Bob, don't underestimate the turd world countries. They burn cow pies, like we use to do in Texas years ago. We need to go back to the good old days like we had in Texas when I was growing up. We lived off the land. The problems is we have too many turd world people coming here, before long, we will all be burning cow pies for cooking and staying warm. It is recycling to burn the cow pies. As Uncle Bill says, we have to slow down the economy. Of course he is a Southerner so he understands about going slow.
How are you going to convince China or Russia to slow down their economies?
I kind of see a pervasive element of technophobia in the far left. Liberals might say the far right is wrong about being against stem cell research, but how is the far left any different? I guess it is kind of ironic when you think about it, because it is the conservatives who seem to be seeking solutions to the environment through new technology and innovation(ask any conservative how we can become independent of fossil fuels and he/she will tell you it is fusion energy or some other high tech innovation yet to be harnessed) even though they have historically been apathetic/against improving the environment and it is the liberals who think new technology in medical research (like stem cell research) that will cure all that ails us even though they have a deep hatred for the pharmaceutical industry who will ultimately be the entity that utilizes that technology if it ever pans out (if you thought it would be hippies growing stem cells next to their pot plants, then you are off your rocker). Meanwhile, the conservatives, who are all about living forever using medical science and trusting in big pharma to solve all our problems are against new technology.
Nuclear power is used by the French, your intellectual superiors, you need to do the same. Unfortunately, too many people in America are of low intelligence(e.g. old Tex) and uncultured dregs.
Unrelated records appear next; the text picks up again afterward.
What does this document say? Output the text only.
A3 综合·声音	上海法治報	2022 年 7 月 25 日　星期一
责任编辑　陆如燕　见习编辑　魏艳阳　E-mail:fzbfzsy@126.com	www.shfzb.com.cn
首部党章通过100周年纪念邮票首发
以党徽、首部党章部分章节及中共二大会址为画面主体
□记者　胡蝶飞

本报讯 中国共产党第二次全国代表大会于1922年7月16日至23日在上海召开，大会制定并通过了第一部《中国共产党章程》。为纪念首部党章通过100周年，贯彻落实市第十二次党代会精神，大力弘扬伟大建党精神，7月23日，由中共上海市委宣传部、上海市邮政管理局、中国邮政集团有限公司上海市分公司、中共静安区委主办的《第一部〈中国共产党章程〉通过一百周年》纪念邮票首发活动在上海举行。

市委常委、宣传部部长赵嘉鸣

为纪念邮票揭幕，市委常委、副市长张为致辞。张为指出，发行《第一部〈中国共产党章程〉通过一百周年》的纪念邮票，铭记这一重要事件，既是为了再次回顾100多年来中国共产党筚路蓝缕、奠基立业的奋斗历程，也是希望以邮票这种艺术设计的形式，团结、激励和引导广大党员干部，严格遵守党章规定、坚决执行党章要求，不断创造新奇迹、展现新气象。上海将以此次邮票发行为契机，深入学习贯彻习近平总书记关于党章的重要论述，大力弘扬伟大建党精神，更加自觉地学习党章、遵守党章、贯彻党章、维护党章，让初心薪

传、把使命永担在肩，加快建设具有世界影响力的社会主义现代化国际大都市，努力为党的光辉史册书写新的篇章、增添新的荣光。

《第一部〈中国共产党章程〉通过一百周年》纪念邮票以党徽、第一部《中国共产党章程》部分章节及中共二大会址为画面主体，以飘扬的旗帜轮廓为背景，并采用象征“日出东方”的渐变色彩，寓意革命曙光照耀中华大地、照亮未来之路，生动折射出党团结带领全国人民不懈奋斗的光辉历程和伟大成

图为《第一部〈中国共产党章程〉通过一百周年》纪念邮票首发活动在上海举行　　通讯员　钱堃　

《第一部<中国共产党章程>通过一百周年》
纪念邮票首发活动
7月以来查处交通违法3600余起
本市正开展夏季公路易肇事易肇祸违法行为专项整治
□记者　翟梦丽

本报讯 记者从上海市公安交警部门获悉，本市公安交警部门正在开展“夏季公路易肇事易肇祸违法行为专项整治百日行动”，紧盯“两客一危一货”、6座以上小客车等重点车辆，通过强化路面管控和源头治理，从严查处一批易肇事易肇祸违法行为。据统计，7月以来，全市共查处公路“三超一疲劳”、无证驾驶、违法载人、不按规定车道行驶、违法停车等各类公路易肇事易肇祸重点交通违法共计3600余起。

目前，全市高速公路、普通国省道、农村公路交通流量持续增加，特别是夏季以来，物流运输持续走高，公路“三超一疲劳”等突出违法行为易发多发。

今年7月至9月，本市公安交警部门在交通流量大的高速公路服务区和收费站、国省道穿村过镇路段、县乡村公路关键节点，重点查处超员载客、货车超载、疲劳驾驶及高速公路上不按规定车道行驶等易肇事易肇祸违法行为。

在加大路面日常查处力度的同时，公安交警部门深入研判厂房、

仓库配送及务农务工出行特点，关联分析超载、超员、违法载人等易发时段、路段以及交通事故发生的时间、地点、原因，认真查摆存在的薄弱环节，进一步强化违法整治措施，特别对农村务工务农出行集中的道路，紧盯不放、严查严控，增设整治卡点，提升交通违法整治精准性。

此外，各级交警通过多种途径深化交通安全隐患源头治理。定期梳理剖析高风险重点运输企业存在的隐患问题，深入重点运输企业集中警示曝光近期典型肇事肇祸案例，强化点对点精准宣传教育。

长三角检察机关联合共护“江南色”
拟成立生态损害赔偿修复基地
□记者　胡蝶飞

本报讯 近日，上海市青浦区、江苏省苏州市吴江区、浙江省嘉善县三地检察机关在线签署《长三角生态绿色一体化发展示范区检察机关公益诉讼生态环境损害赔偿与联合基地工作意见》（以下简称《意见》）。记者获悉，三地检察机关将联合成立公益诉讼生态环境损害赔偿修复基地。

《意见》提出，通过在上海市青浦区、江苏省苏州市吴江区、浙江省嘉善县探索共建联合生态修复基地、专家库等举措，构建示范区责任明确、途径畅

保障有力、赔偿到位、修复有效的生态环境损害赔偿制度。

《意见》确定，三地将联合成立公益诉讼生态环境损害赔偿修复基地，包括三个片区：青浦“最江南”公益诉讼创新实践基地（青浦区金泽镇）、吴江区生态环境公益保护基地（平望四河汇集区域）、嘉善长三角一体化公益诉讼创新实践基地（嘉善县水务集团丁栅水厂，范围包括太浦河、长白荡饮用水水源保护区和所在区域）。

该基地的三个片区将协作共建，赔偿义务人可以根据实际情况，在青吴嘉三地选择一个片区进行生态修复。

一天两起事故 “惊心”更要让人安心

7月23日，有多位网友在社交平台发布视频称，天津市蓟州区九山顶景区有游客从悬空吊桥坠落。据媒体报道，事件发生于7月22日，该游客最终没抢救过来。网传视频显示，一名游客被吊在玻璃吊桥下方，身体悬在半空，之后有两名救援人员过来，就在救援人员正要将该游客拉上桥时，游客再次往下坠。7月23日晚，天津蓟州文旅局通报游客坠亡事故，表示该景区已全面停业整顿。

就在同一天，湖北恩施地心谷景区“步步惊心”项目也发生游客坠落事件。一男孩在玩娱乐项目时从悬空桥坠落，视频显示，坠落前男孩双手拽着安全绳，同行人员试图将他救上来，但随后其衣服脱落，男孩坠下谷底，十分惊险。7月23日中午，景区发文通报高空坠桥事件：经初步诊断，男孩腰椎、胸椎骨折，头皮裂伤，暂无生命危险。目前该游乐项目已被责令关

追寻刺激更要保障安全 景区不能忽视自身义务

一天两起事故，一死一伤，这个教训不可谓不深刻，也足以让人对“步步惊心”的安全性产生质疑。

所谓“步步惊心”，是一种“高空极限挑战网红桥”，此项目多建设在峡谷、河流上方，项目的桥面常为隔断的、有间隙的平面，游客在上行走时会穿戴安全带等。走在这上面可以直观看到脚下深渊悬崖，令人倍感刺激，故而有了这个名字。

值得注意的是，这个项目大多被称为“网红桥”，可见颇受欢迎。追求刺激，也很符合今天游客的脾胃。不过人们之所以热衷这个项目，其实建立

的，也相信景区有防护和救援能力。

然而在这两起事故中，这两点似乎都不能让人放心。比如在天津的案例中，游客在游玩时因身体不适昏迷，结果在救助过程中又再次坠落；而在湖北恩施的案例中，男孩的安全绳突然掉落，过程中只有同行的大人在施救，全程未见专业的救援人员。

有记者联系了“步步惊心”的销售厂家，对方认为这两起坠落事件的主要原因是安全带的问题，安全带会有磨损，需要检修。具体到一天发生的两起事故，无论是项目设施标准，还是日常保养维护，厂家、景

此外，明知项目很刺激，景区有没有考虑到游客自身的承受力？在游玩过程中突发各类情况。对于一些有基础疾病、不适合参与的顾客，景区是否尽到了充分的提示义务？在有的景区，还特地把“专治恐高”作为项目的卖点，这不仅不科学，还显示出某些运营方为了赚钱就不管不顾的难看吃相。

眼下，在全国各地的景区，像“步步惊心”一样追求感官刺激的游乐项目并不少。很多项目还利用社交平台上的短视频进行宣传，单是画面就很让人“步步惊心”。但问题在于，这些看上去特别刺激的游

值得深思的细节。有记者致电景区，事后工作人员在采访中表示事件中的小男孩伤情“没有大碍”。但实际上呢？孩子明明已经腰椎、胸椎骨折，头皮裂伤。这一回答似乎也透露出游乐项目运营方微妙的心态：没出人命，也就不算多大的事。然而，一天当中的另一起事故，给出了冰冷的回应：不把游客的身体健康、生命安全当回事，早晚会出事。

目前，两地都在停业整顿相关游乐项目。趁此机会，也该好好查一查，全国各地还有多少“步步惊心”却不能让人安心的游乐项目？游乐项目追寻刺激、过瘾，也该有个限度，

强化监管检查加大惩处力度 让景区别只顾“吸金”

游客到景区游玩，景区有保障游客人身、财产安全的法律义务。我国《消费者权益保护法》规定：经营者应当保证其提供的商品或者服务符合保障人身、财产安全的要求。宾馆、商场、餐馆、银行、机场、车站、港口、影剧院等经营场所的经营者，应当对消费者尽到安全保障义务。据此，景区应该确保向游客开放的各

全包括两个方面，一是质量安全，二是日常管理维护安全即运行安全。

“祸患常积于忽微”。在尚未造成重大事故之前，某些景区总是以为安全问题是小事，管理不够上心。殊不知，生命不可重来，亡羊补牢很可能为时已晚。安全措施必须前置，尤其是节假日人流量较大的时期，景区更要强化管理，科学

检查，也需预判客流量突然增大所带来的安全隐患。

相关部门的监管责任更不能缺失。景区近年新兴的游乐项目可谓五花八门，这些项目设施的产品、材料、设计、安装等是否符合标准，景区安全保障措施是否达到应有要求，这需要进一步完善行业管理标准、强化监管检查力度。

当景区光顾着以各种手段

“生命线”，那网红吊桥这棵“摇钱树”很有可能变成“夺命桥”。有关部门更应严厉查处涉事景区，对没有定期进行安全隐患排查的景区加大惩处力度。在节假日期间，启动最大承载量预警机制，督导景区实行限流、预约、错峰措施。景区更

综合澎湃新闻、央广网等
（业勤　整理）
I as a pro environment car junkie and follower of the auto biz believe $1 a gallon ethanol is possible and would be very low impact compared to fossil fuel. I also know that America needs to change its polices on development, we need more compact high density cities and mass transit systems instead of auto dependent suburban sprawl. The original article was right about cheap ethanol not being a silver bullet, but it would be a significant step in the right direction. Many of the posts here have been very reactionary and closed minded as others have pointed out. I suppose that that's a falling of people, whether French, American, Mexican, or Japanese, many of us our ignorant and closed minded.
Michael, you are closed minded if you don't support nuclear energy. Nuclear energy is the future of the planet. Only reactionaries and stupid people do not support nuclear energy. You can't stop progress. It is only a matter of time until everybody has it. It is our right.
I didn't say I was opposed to nuclear, I am opposed to those who claim intellectual superiority, or who believe that everything that comes from corporations it innately evil (skepticism is healthy though). While I made absolutely no mention of nuclear I do think it could play a significant part in solving our energy problems, although it has problems of its own that need to be over come. Besides nuclear can't solve our problems with gasoline until either better batteries or hydrogen fuel cells are perfected for cars making it somewhat irrelevant to the discussion here.